# PDF to DataFrame
Read all of the password-protected PDF paystubs in a directory and parse all of the data into a pandas DataFrame for later use

In [None]:
from pypdf import PdfReader
from datetime import datetime, date, timedelta
from io import StringIO
import re
import pandas as pd
print("Enter the PDF password")
password = input()

In [None]:
filename = "example4.pdf"
reader = PdfReader(filename, password=password)
page = reader.pages[0]

data = dict()
data["fwf"] = []
def visitor_body(text, cm, tm, fontDict, fontSize):
    if (len(text) == 0):
        return
    
    # Extract metadata from the PDF
    if ("Arial" in fontDict["/BaseFont"]):
        # Get the period start and end
        # If the text starts with 'Period :' remove this part, split at 'to' and 'trim' both pieces then convert to date
        if (text.startswith("Period :")):
            period = text.removeprefix("Period :").strip().split(" to ")
            data["period_start"] = datetime.strptime(period[0], "%b %d, %Y").date()
            data["period_end"] = datetime.strptime(period[1].removesuffix("Direct Deposit Payment Advice"), "%b %d, %Y").date()
        
        # Get the name the paystub belongs to
        if (tm[4] == 88.7 and round(tm[5]) == -72):
            data["name"] = text
            
        # Get the payment date and id
        if (514 <= round(tm[4]) <= 515 and round(tm[5]) == -281):
            tokens = text.strip().split(" Payment Date : ")
            data["payment_date"] = datetime.strptime(tokens[0], "%b %d, %Y").date()
            data["payment_id"] = tokens[1]
            
    # Extract hours and monetary data from the PDF, removing the periods that are in the rows
    elif ("CourierNew,Bold" in fontDict["/BaseFont"]):
        pattern = "(?<!\d)\.(?!\d)"
        cleaned = re.sub(pattern, " ", text)
        data["fwf"].append(cleaned)
    else:
        return
    
'''
 This function extracts a block of text, ostensibly a table, from a list
 of strings that are assumed to be the rows in a text file. The text is 
 returned as the first element of a tuple. The second and third elements
 are the column index of the right-most position of the table and the row
 index of bottom-most position of the table respectively. These indices
 can be used to reposition the next search.

Args:
    data (list of strings): the data from which to extract the block
    first_row_index (int): The first row to use.
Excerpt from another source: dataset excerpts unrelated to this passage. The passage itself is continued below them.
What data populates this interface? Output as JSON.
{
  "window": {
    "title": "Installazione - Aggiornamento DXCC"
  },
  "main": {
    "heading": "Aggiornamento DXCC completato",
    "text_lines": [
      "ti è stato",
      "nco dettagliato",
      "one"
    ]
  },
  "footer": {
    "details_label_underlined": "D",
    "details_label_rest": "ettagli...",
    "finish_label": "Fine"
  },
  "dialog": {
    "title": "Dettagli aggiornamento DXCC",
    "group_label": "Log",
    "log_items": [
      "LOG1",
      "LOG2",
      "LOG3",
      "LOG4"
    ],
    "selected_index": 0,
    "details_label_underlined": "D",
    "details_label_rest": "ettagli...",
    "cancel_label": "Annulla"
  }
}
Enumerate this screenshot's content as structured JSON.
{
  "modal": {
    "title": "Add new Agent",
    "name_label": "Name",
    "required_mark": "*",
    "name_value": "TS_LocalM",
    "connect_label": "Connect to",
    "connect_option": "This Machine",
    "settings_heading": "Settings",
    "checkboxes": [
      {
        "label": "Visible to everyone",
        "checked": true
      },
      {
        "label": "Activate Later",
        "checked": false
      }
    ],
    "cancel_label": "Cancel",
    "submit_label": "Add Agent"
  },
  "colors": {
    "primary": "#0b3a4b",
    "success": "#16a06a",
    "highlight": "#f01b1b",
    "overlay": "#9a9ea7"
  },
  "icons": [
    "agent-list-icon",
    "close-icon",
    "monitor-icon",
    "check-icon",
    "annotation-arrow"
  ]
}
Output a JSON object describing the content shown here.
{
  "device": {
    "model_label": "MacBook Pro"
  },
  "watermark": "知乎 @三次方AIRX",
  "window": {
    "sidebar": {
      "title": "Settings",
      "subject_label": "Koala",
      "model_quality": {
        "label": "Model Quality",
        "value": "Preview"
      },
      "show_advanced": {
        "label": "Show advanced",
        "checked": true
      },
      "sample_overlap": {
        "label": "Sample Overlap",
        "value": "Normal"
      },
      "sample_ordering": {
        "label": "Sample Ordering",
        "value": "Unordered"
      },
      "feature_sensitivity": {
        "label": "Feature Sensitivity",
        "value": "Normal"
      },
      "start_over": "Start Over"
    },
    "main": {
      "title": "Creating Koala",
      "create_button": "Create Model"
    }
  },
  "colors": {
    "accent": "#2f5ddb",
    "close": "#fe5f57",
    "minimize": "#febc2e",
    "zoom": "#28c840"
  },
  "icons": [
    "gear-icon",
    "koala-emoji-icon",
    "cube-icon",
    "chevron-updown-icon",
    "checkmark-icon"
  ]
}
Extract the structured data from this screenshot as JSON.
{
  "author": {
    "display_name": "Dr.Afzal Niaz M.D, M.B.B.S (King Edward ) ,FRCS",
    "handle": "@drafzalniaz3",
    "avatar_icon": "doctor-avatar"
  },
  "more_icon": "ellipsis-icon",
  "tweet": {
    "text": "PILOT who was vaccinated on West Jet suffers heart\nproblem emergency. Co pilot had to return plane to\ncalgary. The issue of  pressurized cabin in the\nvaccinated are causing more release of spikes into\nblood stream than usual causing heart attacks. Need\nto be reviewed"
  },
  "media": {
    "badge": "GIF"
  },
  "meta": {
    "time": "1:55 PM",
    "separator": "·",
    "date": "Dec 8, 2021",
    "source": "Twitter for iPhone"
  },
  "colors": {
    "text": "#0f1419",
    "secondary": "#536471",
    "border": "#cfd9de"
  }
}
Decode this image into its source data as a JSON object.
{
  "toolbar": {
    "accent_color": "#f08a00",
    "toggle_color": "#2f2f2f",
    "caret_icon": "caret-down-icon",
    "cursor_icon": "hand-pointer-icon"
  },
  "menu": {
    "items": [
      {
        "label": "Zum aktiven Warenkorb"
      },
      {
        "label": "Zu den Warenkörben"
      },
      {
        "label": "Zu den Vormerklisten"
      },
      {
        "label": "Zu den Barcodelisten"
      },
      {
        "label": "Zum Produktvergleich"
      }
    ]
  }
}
This row will be searched for anchors
    left_anchor (string): The index of the first occurance of this string will be used
        as the left boundary 
    right_anchor (string): The index of the last character of the first occurance of 
        this string will be used as the right boundary
    left_offset (int): if provided, the first row will only be searched after this index
'''
def get_table_in_fwf(data, first_row_index, left_anchor, right_anchor, left_offset=0, skip_rows = []):
    l_index = data[first_row_index][left_offset:].index(left_anchor) + left_offset
    r_index = data[first_row_index][left_offset:].index(right_anchor) + left_offset + len(right_anchor)
    
    # Offset the skip_rows list by adding the first_row_index to each one
    skip_rows = [x + first_row_index for x in skip_rows]
        
    # Skip rows
    rows = [item for i, item in enumerate(data) if i not in skip_rows]
    
    # All rows to be skipped have now been eliminated
    # Now perform the scan top to bottom between the left and right indices
    # To know where to stop, we need to keep until the first row where the 
    # character at r_index is NOT a digit. We start at 2 since the first row
    # is headers and the second is a horizonal line
    num_rows = 1
    # Count the rows while the next row is long enough to have a value at r_index and that value is numeric
    while(len(rows[first_row_index + num_rows]) > r_index-1 and rows[first_row_index + num_rows][r_index-1].isnumeric()):
        num_rows += 1

    table = [c[l_index:r_index] for c in rows[first_row_index:first_row_index + num_rows]]
    #items = [item for i, item in enumerate(table) if i not in skip_rows] #replace this with removing "----..." lines
    return ("\n".join(table), r_index, first_row_index + num_rows + len(skip_rows))
    
page.extract_text(visitor_text=visitor_body)
print(data["name"])
print(data["payment_id"])
print(f'Date: {data["payment_date"]}')
print(f'From: {data["period_start"]}')
print(f'To:   {data["period_end"]}')

# There are 5 tables in data["fwf"]. We need to extract each 
# The first table is the revenue table, extending from the first position 
# of "Paycode" to the last position of the first occurence of "YearToDate"
# This is entirely in the first row (index 0)
(t1a, r_bound, b_bound_1) = get_table_in_fwf(data["fwf"], 0, "Paycode", "YearToDate", skip_rows=[1])
t1 = pd.read_fwf(StringIO(t1a))
print(t1)

# The second table is the Deductions table
(t2a, r_bound, b_bound_2) = get_table_in_fwf(data["fwf"], 0, "Paycode", "YearToDate", r_bound, skip_rows=[1,2])
t2 = pd.read_fwf(StringIO(t2a))
print(t2)

# The third table is the TimeOff table
(t3a, r_bound, b_bound_3) = get_table_in_fwf(data["fwf"], b_bound_1, "Accrual", "Balance", skip_rows=[1])
t3 = pd.read_fwf(StringIO(t3a))
print(t3)

# The fourth table is the Government table
(t4a, r_bound, b_bound_4) = get_table_in_fwf(data["fwf"], b_bound_3, "Government", "YearToDate", skip_rows=[1,6])
t4 = pd.read_fwf(StringIO(t4a))
print(t4)

# The fifth table is the Totals table
(t5a, r_bound, b_bound_5) = get_table_in_fwf(data["fwf"], b_bound_3, "Cheque", "YearToDate", r_bound, skip_rows=[1,6])
t5 = pd.read_fwf(StringIO(t5a))
print(t5)

# We now generate a single row from the 5 pandas DataFrames.
# This will complete the function that gets applied to each PDF.
# Each of these rows will join a large DataFrame with all of the data for all time

In [None]:
# This generator yields the set of Saturdays which are the ends 
# of pay periods in the year provided in the argument
def pay_periods(year):
    epoch = date(2020, 12, 26)
    
    # Get the first saturday in the year
    d = date(year, 1, 1)                    # January 1st
    d += timedelta(days = 5 - d.weekday())  # First Saturday
    if( (d - epoch).days % 14 != 0):
        d += timedelta(days=7)
    while d.year == year:
        yield d
        d += timedelta(days=14)